About Long Winter by Night by Elizabeth Wasden
In many ways, I can trace "Long Winter by Night"'s origins to 1995. I was studying in Moscow and had a month before I returned to the States. I'd seen a fair amount of the city thanks to its Metro system and a cheap student pass, but even the lure of Detski Mir and its amusing latex Yeltsin masks hadn't enticed me to ride the Red Line up to Lubyanka Square. Uh-uh. No way. Thinking about the place gave me bad vibes.
So when friends told me about a kick-ass Futurist museum a few blocks away from the square, I took a deep breath and sucked it up. After an uneventful train ride, I was stoked to hit the museum. Maybe check out Children's World and grab one of those Yeltsin masks.
When we emerged from the Metro, that solid yellow building on the square gave me the fucking heebies. Lubyanka was as unavoidable in twentieth-century Russian history as it was on the square. Words from Darkness at Noon and Sofia Petrovna swirled inside my head. My mind played out flickering images of someone being dragged into Lubyanka's great belly, snow scouring the square, screams echoing across the darkness of night.
People gave it—-the building—-a wide berth. Kept their eyes ahead. Traffic flowed, refusing to bottleneck. Best not to get the beast's attention, even in the brave new world of the FSB. Paranoia rippled through the cold air.
So I looked away and found Children's World and its windows. Sure enough, I could see the Yeltsin masks lined up inside, drooping from thin chrome arms. I told myself that maybe I'd come back before the semester ended and buy one, but I took a last glance at the Lubyanka, stared right at it, and headed away from the square, never to return. After an afternoon with the Futurists, we decided to wander elsewhere and return to the university via the Kitai Gorod station. That was that.

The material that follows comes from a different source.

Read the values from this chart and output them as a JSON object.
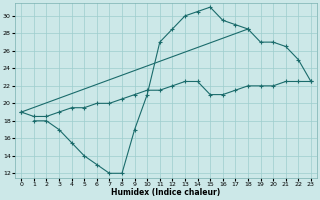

Of course, another person (a more normal sort, perhaps) might perceive Lubyanka as an innocuous yellow building, deduce that it serves some capacity in the Russian federal government. It's across the square from Moscow's most famous toy store—-how could it have been the headquarters of the secret police? That day in Lubyanka Square really impacted my understanding of setting and perception when I considered it later.
In "Long Winter by Night," I wanted to use that individual sense of perception as a key element. It makes sense that prudish Stalin sees Baba Yaga the witch as an "old hag" while the over-sexed Beria would perceive her as sensual and beautiful. Of course, one might also wonder if that perception is true or if Baba Yaga has magicked her appearance to suit the perceptions and desires of her subjects.
Working backwards, the biographies of the early 2000s did much to form my characterization of Stalin and Beria. From the trashy yet eminently readable The Court of the Red Tsar to more academic biographies of Khrushchev and Beria, I had plenty of texts to pilfer. I chose Beria and Stalin specifically because they were the two most powerful men in the Soviet Union in 1941. This fit Baba Yaga's motivations in the "Long Winter by Night" universe. Neither would hold her interest otherwise. Stalin and Beria also shared a complex relationship, one more hate-love than love-hate, which fuels character motivations.
Going further back, the old rumors I first heard in college regarding Stalin's reaction to the German invasion in 1941—-passed out or drunk for a full week, locked up in his dacha bedroom, refused to admit that the invasion had occurred, and so on—-had always fascinated me. There are already so many stories and legends surrounding those chaotic days. Why not add another?
So I did.
I hope you enjoy "Long Winter by Night."